Malgré le répit accordé par Washington pour couper l’accès de Huawei à la technologie américaine, plusieurs groupes ont préféré prendre les devants face aux incertitudes planant désormais sur les produits du géant chinois des télécoms.

– Panasonic, Vodafone, etc –

Le géant japonais de l’électronique Panasonic a ainsi rejoint jeudi la liste des grands groupes technologiques ayant annoncé une rupture de certains liens avec le Chinois et ses 68 filiales.

Cela concerne des produits de Panasonic fabriqués complètement ou partiellement aux Etats-Unis mais le volume est faible et l’impact limité, a précisé à l’AFP une source proche du groupe.

Toshiba a annoncé la suspension de ses livraisons à Huawei pour vérifier que ses produits ne comportaient pas de composants “made in USA”.

Mercredi déjà, de grands opérateurs nippons (KDDI, Softbank) et britanniques (Vodafone, EE) ont annoncé un report du lancement de nouveaux modèles du groupe chinois, ces appareils pouvant perdre une grande partie de leur intérêt sans l’apport de technologies américaines.

Pourrait s’ajouter à la liste un autre Britannique, ARM. Le groupe, qui conçoit des semi-conducteurs utilisés par l’ensemble de l’industrie des télécoms, a fait savoir qu’il appliquait la consigne de Washington.

Dès dimanche, Google avait donné le la en disant que son système d’exploitation Android, présent dans l’immense majorité des téléphones dans le monde, n’équiperait plus les futurs smartphones de Huawei.

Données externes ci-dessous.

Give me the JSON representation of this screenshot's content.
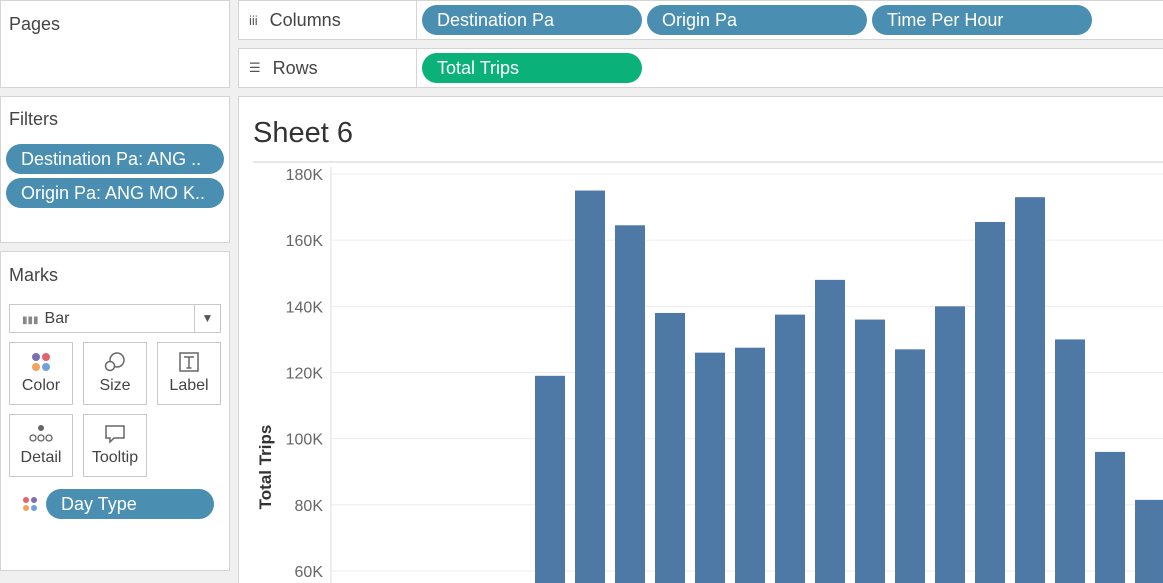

En réaction, ce dernier travaille sur son propre système concurrent, HongMeng, qui pourrait être prêt en Chine avant la fin de l’année, selon Richard Yu, un haut responsable de Huawei cité par CNBC.

A l’international, le système serait disponible en début d’année prochaine, selon la même source.

Le regain de tensions a pesé fortement sur les marchés en Asie et aux Etats-Unis. Le Fonds monétaire international a de nouveau mis en garde contre les conséquences néfastes de la guerre commerciale entre les deux premières puissances économiques mondiales pour la croissance.